SmartGit. Proprietary, but completely free for non-commercial use. My current choice of the GUI clients if you want to do complex operations with a GUI. In particular it has comprehensive and smooth support for reset, rebase, and merge. It integrates properly with git hosts. Were I writing a Guide for advanced Git usage I'd possibly base it on this.
Git GUI. Clunky tcl-based but works on all OS. Provides more functionality than the very limited Github Desktop, but no good for complex operations, not smooth, and also not very complete. So its only merit for me is that it comes packaged with git.
Git was written by Linus Torvalds in 2005 and not surprisingly it excels in the management of highly distributed open source projects.
A note on the technology used by Git, irrelevant for its use. A Git repository consists of a set of commits, each referencing one or more parent commits. A commit is fingerprinted by an SHA-1 hex string which provides complete protection against any part of the commit files getting corrupted. Also, the SHA-1 string s used to reference commits (the first 7 digits can even be used in git commands as a commit identifier!). A commit contains a complete stand-alone snapshot of the working file tree.
The main structure in the repository is provided by a directory HEADS that contains a list of branch HEAD commit references. The list of all possible commits in a repository thus is represented by a forest. There can be multiple roots because orphan branches can be created, although the default case would be a single root from which all branches emerge. Each commit history is not a single branch, but a directed graph where all paths eventually join and go to its root, because of merges which join together two branches.
A detached HEAD is a reference to a commit that is not stored (with a branch name) in the HEADS directory. Detached HEADs represent a snapshot of files that you can work on temporarily: they can be made permanent by creating a named branch associated with the HEAD.
In addition, git repositories have a staging area which records, for each file and branch, whether it will be recorded in the next commit or not.
The Git set of commits will normally be automatically garbage collected and compacted. This can be controlled via git gc
. Git has clever heuristics to compact the (redundant) information stored in multiple commits so that common strings are only stored once. The garbage collection process will redo this compaction. Note that the effect is similar to if each diff was a delta containing the differences from its parents, but superior to this in some respects. Note that the Commit SHA-1 hash is based on the exact contents of a given file tree at the time of its commit (as well as commit-specific identification). Therefore there is no possibility of gc bugs invalidating data - the worst that can happen is that a commit is lost.

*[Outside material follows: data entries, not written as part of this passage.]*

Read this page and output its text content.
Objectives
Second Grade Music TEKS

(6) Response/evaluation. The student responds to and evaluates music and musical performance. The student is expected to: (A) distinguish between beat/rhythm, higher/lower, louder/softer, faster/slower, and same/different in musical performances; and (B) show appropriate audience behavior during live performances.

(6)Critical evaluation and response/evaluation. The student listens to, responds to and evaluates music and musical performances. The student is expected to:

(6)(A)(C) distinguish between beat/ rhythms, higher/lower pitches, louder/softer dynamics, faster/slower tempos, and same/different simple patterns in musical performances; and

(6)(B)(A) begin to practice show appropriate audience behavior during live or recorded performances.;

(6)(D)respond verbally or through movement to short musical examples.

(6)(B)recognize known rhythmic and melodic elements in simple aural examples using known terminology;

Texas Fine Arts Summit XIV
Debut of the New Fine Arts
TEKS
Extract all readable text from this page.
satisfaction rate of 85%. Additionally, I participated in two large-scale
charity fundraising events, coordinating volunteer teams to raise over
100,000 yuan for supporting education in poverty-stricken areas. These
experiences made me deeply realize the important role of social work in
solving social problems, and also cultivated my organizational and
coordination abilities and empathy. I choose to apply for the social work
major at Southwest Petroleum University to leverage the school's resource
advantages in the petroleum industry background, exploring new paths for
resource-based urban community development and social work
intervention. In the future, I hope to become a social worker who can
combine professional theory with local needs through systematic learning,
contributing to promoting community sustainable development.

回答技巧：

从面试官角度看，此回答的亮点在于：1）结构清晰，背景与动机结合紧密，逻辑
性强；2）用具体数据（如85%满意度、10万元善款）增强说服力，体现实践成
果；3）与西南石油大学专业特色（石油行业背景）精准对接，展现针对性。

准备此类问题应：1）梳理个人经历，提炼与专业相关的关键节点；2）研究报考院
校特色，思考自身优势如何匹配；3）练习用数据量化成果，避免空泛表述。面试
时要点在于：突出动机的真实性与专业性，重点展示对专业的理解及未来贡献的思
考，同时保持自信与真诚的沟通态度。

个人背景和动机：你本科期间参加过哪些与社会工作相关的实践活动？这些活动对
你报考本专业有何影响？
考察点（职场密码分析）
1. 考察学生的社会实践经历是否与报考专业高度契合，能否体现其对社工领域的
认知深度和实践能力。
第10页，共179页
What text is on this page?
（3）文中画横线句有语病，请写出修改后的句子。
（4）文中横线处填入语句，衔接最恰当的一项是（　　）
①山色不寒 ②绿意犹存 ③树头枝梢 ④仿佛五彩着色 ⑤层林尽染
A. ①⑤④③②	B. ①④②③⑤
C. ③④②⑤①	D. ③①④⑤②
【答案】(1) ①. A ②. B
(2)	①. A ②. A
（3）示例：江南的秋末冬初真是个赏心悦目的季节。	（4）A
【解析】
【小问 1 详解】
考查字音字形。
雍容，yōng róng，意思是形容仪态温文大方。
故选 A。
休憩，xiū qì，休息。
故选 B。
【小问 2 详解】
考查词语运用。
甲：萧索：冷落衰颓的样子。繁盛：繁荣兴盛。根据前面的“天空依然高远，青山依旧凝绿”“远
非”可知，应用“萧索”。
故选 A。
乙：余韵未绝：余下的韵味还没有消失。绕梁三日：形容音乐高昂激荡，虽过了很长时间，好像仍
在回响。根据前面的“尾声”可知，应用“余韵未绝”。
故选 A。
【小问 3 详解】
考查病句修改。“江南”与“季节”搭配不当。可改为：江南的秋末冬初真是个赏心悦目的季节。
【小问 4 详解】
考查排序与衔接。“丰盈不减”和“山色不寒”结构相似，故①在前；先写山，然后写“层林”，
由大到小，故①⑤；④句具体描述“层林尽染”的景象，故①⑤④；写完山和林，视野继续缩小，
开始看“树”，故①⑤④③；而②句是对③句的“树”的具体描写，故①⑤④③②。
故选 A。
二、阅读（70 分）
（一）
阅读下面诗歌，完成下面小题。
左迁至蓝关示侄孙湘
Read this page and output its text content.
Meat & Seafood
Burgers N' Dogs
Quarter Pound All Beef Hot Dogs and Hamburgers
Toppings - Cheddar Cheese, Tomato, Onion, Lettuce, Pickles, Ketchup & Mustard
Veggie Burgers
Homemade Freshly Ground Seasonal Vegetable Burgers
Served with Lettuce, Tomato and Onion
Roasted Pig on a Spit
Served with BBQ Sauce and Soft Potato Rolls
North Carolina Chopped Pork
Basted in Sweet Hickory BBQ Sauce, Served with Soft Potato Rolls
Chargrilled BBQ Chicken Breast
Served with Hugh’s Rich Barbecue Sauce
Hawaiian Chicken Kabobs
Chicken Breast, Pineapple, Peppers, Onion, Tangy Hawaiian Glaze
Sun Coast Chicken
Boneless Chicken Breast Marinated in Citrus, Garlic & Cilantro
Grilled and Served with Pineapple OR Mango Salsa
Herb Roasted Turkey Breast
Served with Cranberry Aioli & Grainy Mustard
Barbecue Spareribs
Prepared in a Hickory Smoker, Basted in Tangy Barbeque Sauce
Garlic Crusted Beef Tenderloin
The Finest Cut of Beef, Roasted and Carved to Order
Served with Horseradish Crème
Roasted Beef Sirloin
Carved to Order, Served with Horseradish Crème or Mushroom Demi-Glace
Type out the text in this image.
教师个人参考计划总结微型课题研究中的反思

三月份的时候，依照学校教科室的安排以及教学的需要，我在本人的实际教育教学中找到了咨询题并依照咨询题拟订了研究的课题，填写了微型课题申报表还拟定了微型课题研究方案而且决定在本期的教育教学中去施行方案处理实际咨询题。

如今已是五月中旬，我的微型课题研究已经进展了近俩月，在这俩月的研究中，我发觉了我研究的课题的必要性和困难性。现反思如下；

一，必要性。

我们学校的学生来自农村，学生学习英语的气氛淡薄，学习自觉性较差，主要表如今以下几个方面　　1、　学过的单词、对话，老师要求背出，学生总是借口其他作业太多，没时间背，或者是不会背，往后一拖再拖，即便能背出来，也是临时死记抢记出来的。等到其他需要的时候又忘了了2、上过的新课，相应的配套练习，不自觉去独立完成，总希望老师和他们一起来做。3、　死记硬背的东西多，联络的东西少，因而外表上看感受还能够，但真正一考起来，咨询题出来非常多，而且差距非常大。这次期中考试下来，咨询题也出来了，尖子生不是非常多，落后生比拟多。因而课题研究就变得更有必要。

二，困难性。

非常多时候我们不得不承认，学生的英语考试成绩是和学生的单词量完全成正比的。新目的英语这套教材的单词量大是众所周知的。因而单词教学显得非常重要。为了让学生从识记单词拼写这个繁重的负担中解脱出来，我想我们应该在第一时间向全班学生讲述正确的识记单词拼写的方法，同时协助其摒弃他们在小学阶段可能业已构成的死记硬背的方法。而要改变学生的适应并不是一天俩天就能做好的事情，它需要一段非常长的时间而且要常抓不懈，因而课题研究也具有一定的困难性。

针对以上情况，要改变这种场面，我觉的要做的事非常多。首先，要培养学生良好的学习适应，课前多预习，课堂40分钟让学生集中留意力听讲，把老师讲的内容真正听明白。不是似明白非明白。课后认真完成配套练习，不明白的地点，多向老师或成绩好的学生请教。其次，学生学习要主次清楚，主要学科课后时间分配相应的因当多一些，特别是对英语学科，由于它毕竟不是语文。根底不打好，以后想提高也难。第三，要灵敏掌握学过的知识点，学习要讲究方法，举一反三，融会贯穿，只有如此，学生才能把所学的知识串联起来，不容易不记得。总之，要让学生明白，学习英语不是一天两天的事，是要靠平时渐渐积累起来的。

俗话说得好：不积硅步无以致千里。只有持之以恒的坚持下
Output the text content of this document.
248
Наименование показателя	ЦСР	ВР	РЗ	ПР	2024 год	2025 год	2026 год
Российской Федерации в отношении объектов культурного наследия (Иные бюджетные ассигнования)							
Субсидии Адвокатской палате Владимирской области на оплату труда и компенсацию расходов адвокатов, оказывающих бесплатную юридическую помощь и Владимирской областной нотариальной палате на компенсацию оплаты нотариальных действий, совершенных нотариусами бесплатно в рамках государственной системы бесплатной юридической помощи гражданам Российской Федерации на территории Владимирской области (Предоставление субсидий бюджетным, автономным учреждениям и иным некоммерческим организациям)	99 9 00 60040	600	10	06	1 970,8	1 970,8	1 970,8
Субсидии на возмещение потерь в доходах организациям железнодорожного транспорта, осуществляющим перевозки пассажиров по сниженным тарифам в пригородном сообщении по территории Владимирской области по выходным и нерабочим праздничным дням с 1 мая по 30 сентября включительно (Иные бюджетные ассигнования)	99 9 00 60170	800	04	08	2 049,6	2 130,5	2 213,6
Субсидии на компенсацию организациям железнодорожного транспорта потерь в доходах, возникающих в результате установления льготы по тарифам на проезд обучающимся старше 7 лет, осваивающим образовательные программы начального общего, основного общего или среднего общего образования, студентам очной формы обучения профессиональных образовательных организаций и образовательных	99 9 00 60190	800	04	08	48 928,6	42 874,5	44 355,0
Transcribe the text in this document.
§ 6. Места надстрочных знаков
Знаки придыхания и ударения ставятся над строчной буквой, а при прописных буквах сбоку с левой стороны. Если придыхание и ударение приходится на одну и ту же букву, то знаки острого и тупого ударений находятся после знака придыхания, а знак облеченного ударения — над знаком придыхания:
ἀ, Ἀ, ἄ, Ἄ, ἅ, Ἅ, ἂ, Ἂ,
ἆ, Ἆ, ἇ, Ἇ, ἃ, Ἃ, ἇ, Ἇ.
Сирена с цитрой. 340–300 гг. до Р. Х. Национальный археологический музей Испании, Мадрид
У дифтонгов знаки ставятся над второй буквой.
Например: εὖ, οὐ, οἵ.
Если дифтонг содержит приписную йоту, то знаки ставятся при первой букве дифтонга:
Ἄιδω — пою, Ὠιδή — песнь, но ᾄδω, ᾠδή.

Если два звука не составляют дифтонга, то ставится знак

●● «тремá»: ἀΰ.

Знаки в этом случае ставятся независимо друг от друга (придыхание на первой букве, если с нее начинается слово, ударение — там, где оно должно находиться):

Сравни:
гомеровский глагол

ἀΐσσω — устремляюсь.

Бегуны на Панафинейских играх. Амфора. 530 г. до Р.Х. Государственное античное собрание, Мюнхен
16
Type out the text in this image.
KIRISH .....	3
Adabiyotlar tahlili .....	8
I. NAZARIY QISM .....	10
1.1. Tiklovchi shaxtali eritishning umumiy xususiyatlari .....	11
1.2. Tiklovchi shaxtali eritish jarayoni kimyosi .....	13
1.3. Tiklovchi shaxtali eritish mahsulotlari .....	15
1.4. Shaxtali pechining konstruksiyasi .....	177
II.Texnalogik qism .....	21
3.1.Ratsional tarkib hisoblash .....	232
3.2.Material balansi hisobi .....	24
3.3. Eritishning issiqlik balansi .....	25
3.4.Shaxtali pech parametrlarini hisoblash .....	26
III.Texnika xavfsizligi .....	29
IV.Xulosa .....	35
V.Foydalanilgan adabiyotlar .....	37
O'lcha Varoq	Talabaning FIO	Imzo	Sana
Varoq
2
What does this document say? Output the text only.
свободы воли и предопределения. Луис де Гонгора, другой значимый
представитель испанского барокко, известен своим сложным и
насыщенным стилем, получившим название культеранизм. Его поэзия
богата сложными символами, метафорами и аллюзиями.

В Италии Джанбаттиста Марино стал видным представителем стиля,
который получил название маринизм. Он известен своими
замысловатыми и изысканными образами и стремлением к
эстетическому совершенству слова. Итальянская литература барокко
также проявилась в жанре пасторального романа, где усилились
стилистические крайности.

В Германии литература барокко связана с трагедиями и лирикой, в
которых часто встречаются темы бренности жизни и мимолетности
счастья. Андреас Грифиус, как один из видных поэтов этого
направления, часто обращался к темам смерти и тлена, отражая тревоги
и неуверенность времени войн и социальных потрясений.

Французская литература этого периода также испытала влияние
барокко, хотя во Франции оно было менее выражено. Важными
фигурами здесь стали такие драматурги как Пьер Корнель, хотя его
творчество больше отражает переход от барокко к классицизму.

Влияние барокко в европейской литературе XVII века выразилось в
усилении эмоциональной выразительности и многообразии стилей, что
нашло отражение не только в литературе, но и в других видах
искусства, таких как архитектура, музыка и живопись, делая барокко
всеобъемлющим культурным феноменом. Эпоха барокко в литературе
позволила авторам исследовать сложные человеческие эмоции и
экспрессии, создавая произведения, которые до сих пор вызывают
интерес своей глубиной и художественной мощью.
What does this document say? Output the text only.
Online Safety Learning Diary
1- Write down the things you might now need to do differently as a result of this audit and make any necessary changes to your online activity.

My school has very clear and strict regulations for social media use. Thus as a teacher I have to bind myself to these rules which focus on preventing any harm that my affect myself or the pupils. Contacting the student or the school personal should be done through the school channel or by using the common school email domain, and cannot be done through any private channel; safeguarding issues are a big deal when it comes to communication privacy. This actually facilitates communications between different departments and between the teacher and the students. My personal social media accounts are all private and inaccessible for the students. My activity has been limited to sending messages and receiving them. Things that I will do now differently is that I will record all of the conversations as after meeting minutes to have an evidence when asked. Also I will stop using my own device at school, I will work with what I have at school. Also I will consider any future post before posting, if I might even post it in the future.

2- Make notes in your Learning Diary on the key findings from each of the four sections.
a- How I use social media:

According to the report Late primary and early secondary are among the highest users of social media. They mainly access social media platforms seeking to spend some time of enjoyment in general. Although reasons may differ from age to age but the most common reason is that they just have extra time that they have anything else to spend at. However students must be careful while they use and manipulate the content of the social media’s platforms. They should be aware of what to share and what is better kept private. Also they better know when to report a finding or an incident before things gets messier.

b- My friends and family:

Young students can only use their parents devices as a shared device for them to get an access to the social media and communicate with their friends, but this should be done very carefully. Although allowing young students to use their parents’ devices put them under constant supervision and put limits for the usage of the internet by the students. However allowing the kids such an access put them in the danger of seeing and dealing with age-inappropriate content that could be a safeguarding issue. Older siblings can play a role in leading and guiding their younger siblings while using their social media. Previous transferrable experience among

Also, because common strings are identified and hash fingerprinted by contents only, the same compaction method can be used to reduce redundant traffic between repositories when fetching commits that make small changes to files.
This technology is clever and results in a system that is robust and reasonably efficient.
SHA-1 hashes were viewed as cryptograhically secure at one time. Now it has been shown that brute force techniques (3 months time on super-large distributed computers) can break SHA-1 by finding code that has a duplicate SHA-1 hash. Linus Torvalds (who created git) views this as very far from what is needed to make git insecure because he points out that exploits based on SHA-1 weakness remain effectively impossible for various other reasons. This is an interesting argument which will go on running: as with all encryption there is also the future threat of quantum computers powerful enough to break it.